Everyone’s spending again. Time to prepare for cuts.

Everyone’s spending again. The IPA Bellwether report, released last week, shows the highest rise for the last six years. Good news for the economy, if the past is anything to go by, and good news for marketing people.

So let’s not repeat the mistake we made after the last two recessions.

Now’s the time to start preparing for the next round of cuts.

Marketing people are positive, optimistic souls who believe in opportunity and demand-led growth. Which puts us at a horrible disadvantage when it comes to justifying our spending plans in front of our über-left-brained colleagues in finance. They don’t always think in terms of opportunity. They think in terms of risk.

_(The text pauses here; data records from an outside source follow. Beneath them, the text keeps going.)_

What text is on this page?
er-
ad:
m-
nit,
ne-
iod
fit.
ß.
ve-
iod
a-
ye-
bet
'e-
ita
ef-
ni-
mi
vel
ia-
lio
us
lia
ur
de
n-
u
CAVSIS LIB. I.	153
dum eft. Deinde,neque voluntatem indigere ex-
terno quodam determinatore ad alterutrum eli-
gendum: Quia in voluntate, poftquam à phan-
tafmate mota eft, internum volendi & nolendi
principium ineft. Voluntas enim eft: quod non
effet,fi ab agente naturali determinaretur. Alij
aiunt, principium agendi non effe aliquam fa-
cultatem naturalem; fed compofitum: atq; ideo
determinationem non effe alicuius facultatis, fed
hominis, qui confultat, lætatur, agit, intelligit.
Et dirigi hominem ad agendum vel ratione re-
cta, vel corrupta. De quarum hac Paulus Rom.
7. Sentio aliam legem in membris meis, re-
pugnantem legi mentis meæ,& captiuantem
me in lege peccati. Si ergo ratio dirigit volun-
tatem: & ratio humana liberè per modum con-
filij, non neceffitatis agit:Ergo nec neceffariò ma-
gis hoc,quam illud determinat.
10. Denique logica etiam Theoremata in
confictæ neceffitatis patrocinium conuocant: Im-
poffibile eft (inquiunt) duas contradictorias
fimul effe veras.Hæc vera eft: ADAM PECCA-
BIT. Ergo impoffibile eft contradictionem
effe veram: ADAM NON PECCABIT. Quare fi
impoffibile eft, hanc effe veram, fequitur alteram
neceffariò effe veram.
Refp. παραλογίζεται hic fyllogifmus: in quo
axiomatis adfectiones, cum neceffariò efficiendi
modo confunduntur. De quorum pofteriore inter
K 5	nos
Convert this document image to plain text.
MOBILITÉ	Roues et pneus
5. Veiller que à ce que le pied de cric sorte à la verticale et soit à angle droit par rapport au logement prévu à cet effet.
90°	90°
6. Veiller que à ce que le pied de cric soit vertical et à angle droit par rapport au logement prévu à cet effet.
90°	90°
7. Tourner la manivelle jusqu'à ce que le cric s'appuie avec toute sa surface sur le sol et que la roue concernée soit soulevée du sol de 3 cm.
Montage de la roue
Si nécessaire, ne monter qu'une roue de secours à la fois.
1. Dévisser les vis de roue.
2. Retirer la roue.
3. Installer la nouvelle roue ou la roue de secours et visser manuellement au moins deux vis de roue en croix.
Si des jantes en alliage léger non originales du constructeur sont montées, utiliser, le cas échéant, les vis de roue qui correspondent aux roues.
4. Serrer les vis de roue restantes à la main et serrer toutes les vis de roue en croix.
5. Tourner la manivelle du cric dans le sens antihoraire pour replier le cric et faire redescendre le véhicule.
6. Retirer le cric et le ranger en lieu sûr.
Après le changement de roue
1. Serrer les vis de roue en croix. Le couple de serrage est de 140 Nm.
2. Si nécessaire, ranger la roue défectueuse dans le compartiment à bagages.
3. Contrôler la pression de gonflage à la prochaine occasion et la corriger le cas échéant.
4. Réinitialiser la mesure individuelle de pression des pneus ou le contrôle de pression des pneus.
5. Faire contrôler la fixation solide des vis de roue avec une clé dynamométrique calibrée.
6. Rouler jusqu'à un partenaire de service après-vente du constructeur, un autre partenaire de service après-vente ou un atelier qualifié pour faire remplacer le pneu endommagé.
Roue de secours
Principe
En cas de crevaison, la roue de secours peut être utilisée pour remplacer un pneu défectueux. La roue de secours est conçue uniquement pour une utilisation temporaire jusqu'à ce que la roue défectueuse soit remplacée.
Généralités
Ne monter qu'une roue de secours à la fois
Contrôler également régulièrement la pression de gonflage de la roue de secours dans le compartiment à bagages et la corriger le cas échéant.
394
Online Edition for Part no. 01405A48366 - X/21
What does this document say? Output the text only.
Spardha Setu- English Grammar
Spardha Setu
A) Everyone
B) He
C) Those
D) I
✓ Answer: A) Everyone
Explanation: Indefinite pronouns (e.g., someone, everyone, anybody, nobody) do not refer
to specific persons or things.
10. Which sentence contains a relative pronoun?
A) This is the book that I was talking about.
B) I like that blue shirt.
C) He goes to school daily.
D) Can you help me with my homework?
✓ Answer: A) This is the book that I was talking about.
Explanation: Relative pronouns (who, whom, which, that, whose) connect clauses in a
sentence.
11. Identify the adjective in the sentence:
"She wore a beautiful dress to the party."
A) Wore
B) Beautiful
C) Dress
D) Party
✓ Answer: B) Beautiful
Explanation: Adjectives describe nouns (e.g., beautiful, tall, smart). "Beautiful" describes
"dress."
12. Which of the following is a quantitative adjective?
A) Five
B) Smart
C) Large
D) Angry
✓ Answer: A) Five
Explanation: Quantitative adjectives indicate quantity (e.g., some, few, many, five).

“If I switch this off?” they say, “who and/or what will die?”

Since marketing investment is to brands, what food is to bodies, the answer is usually, “No one and Nothing…. yet!”

So they cut the food supply off and the body gradually starts getting thinner.  But no one notices. Not to begin with. Then people in the business do start noticing and what’s more, they think – like dieting – that it’s a good thing. “We’re fitter.. and leaner”,  they say. If you’re working with wankers they add, “…and meaner!”

And all the time the marketing people are getting smarter about deploying funds, becoming more efficient, trying to pretend the brand isn’t starving to death.

And the famine gets worse and goes on longer, not just because the economy is still crap. But because the brand isn’t generating any demand any longer.

Remember Joseph and his trendy coat? He has this dream about 7 years of plenty and 7 years of famine. So he spends the first seven years storing food for the second. And boy does it help them out later on.

I’m not suggesting you hoard your newly acquired budget. They’ll just have it back next quarter, we all know that.

I’m suggesting we use the good times (you know, the one’s that we’re hoping are just around the corner) to invest in robust, accountant-proof data to show how your marketing spend builds your brand, how increased brand strength builds demand and how increased demand leads to better retention and lower new-busineses acquisition costs.

Then you can tell them who and what will die, if they switch the machine off. And you’ll be able to tell them when it’ll happen.

And you can start calling lack of marketing investment “Brand related risk” and tracking it over time.

That’s when they’ll begin to start listening.